Binary Search

Problem #1: List Indexing and Procedures

# Create a sample list of numbers
numbers = [5, 12, 8, 21, 10]

# Calculate the sum of the list using a list procedure (sum())
total = sum(numbers)

# Access the third element of the list using list indexing
third_element = numbers[2]

# Print the results
print(f"Sum of the numbers: {total}")
print(f"Third element of the list: {third_element}")

Problem #1 Explanation:

  • We define a list of numbers.
  • We use the sum() function to calculate the sum of the numbers in the list.
  • We use list indexing (numbers[2]) to access the third element of the list.
  • We print the calculated sum and the third element.

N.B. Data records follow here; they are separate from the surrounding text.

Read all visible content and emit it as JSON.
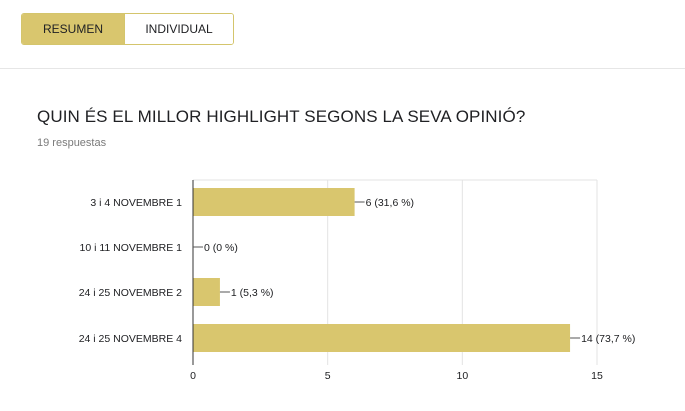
{
  "tabs": {
    "summary": "RESUMEN",
    "individual": "INDIVIDUAL"
  },
  "question": {
    "title": "QUIN ÉS EL MILLOR HIGHLIGHT SEGONS LA SEVA OPINIÓ?",
    "responses": "19 respuestas"
  },
  "colors": {
    "bar": "#d9c66e",
    "accent_border": "#d4c56c"
  },
  "chart_data": {
    "type": "bar",
    "orientation": "horizontal",
    "categories": [
      "3 i 4 NOVEMBRE 1",
      "10 i 11 NOVEMBRE 1",
      "24 i 25 NOVEMBRE 2",
      "24 i 25 NOVEMBRE 4"
    ],
    "values": [
      6,
      0,
      1,
      14
    ],
    "value_labels": [
      "6 (31,6 %)",
      "0 (0 %)",
      "1 (5,3 %)",
      "14 (73,7 %)"
    ],
    "xlim": [
      0,
      15
    ],
    "xticks": [
      0,
      5,
      10,
      15
    ],
    "grid": true
  }
}
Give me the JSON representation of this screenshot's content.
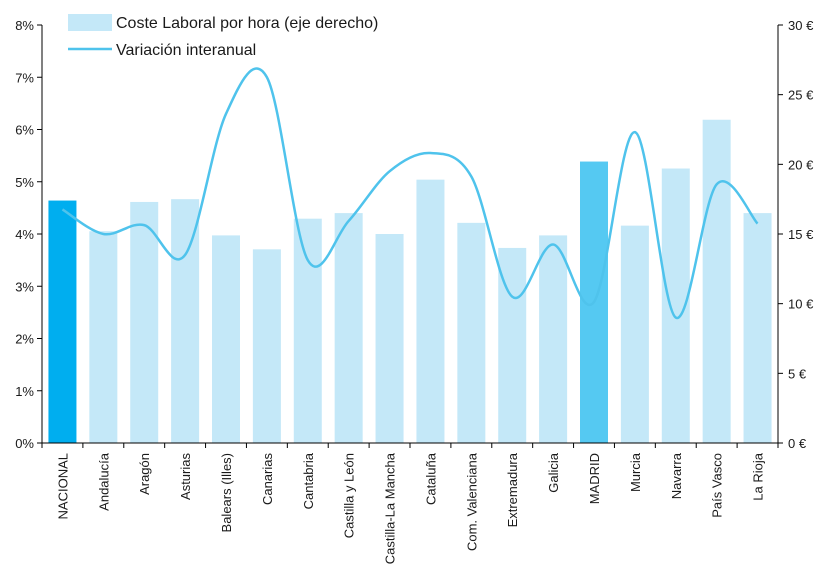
{
  "chart_data": {
    "type": "bar",
    "categories": [
      "NACIONAL",
      "Andalucía",
      "Aragón",
      "Asturias",
      "Balears (Illes)",
      "Canarias",
      "Cantabria",
      "Castilla y León",
      "Castilla-La Mancha",
      "Cataluña",
      "Com. Valenciana",
      "Extremadura",
      "Galicia",
      "MADRID",
      "Murcia",
      "Navarra",
      "País Vasco",
      "La Rioja"
    ],
    "series": [
      {
        "name": "Coste Laboral por hora (eje derecho)",
        "type": "bar",
        "axis": "right",
        "values": [
          17.4,
          15.2,
          17.3,
          17.5,
          14.9,
          13.9,
          16.1,
          16.5,
          15.0,
          18.9,
          15.8,
          14.0,
          14.9,
          20.2,
          15.6,
          19.7,
          23.2,
          16.5
        ]
      },
      {
        "name": "Variación interanual",
        "type": "line",
        "axis": "left",
        "values": [
          4.47,
          4.0,
          4.17,
          3.6,
          6.3,
          7.0,
          3.5,
          4.25,
          5.2,
          5.55,
          5.1,
          2.8,
          3.8,
          2.7,
          5.95,
          2.4,
          4.95,
          4.2
        ]
      }
    ],
    "highlight_color": "#00aeef",
    "highlight_color_2": "#55c9f2",
    "bar_color": "#c4e8f8",
    "line_color": "#4fc3ec",
    "y_left": {
      "min": 0,
      "max": 8,
      "ticks": [
        "0%",
        "1%",
        "2%",
        "3%",
        "4%",
        "5%",
        "6%",
        "7%",
        "8%"
      ]
    },
    "y_right": {
      "min": 0,
      "max": 30,
      "ticks": [
        "0 €",
        "5 €",
        "10 €",
        "15 €",
        "20 €",
        "25 €",
        "30 €"
      ]
    },
    "legend": {
      "position": "top-left",
      "bar_label": "Coste Laboral por hora (eje derecho)",
      "line_label": "Variación interanual"
    },
    "grid": false
  }
}
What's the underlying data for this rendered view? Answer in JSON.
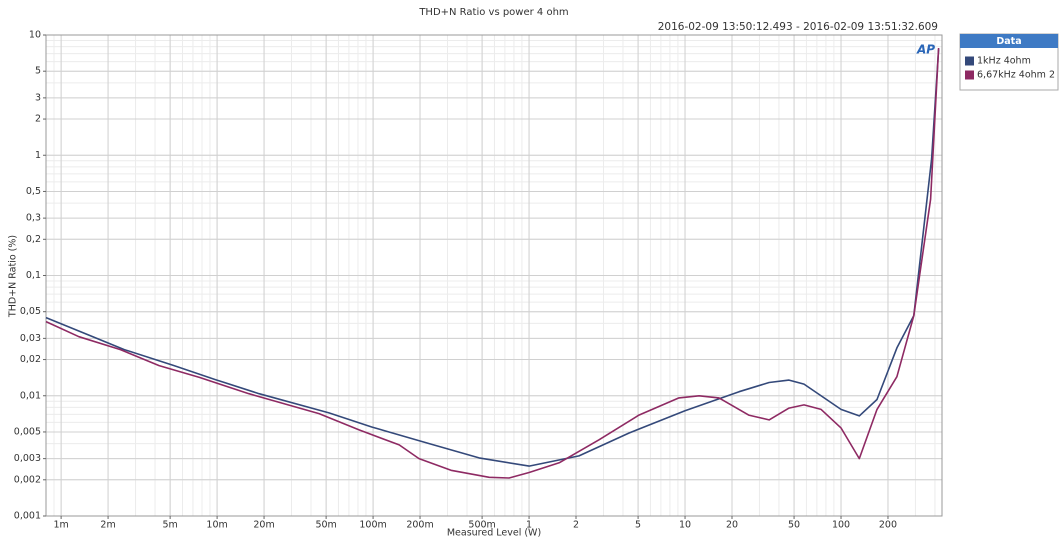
{
  "chart_data": {
    "type": "line",
    "title": "THD+N Ratio vs power 4 ohm",
    "subtitle": "2016-02-09 13:50:12.493 - 2016-02-09 13:51:32.609",
    "logo": "AP",
    "x_label": "Measured Level (W)",
    "y_label": "THD+N Ratio (%)",
    "legend_title": "Data",
    "legend": "right",
    "xscale": "log",
    "yscale": "log",
    "grid": true,
    "minor_grid": true,
    "xlim": [
      0.0008,
      444
    ],
    "ylim": [
      0.001,
      10
    ],
    "xticks": [
      {
        "value": 0.001,
        "label": "1m"
      },
      {
        "value": 0.002,
        "label": "2m"
      },
      {
        "value": 0.005,
        "label": "5m"
      },
      {
        "value": 0.01,
        "label": "10m"
      },
      {
        "value": 0.02,
        "label": "20m"
      },
      {
        "value": 0.05,
        "label": "50m"
      },
      {
        "value": 0.1,
        "label": "100m"
      },
      {
        "value": 0.2,
        "label": "200m"
      },
      {
        "value": 0.5,
        "label": "500m"
      },
      1,
      2,
      5,
      10,
      20,
      50,
      100,
      200
    ],
    "yticks": [
      10,
      5,
      3,
      2,
      1,
      {
        "value": 0.5,
        "label": "0,5"
      },
      {
        "value": 0.3,
        "label": "0,3"
      },
      {
        "value": 0.2,
        "label": "0,2"
      },
      {
        "value": 0.1,
        "label": "0,1"
      },
      {
        "value": 0.05,
        "label": "0,05"
      },
      {
        "value": 0.03,
        "label": "0,03"
      },
      {
        "value": 0.02,
        "label": "0,02"
      },
      {
        "value": 0.01,
        "label": "0,01"
      },
      {
        "value": 0.005,
        "label": "0,005"
      },
      {
        "value": 0.003,
        "label": "0,003"
      },
      {
        "value": 0.002,
        "label": "0,002"
      },
      {
        "value": 0.001,
        "label": "0,001"
      }
    ],
    "series": [
      {
        "name": "1kHz 4ohm",
        "color": "#34497a",
        "x": [
          0.0008,
          0.0015,
          0.00254,
          0.0053,
          0.0098,
          0.0186,
          0.0522,
          0.098,
          0.229,
          0.478,
          1,
          2.09,
          4.38,
          10,
          22.2,
          34.6,
          46.4,
          57.9,
          100,
          131,
          170,
          228,
          293,
          381,
          422
        ],
        "values": [
          0.0447,
          0.032,
          0.0242,
          0.0178,
          0.0136,
          0.0104,
          0.0072,
          0.0055,
          0.004,
          0.00304,
          0.0026,
          0.00316,
          0.0049,
          0.0075,
          0.0108,
          0.0129,
          0.0135,
          0.0125,
          0.0077,
          0.0068,
          0.0093,
          0.025,
          0.0464,
          0.93,
          7.6
        ]
      },
      {
        "name": "6,67kHz 4ohm 2",
        "color": "#8e2a63",
        "x": [
          0.0008,
          0.0013,
          0.0024,
          0.00425,
          0.0077,
          0.016,
          0.045,
          0.0813,
          0.147,
          0.197,
          0.316,
          0.555,
          0.745,
          1,
          1.56,
          2.81,
          5.06,
          9.14,
          12.3,
          16.5,
          25.6,
          34.6,
          46.4,
          57.9,
          74.5,
          100,
          131,
          170,
          228,
          293,
          375,
          422
        ],
        "values": [
          0.0414,
          0.031,
          0.0242,
          0.0178,
          0.0142,
          0.0104,
          0.0071,
          0.0052,
          0.0039,
          0.003,
          0.0024,
          0.0021,
          0.00207,
          0.0023,
          0.00277,
          0.0043,
          0.0069,
          0.0096,
          0.01,
          0.0096,
          0.0069,
          0.0063,
          0.0079,
          0.0084,
          0.0077,
          0.0054,
          0.003,
          0.0077,
          0.0144,
          0.0464,
          0.43,
          7.8
        ]
      }
    ]
  }
}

Problem #2: Determine Worst Case Binary Search Iterations

# Function to determine the worst case number of iterations for binary search
def worst_case_iterations(array_length):
    return int(math.log2(array_length))

# Import the math module for logarithm calculations
import math

# Call the function for an array of length 20 and print the result
array_length = 20
iterations = worst_case_iterations(array_length)
print(f"Worst case iterations for an array of length {array_length}: {iterations}")

Problem #2 Explanation:

  • We define a function worst_case_iterations that calculates the worst-case number of iterations for a binary search based on the array’s length.
  • To determine the number of iterations, we use the logarithm to the base 2 of the array length, as binary search continually divides the list in half.
  • We import the math module for logarithm calculations.
  • We call the function for an array of length 20 and print the result.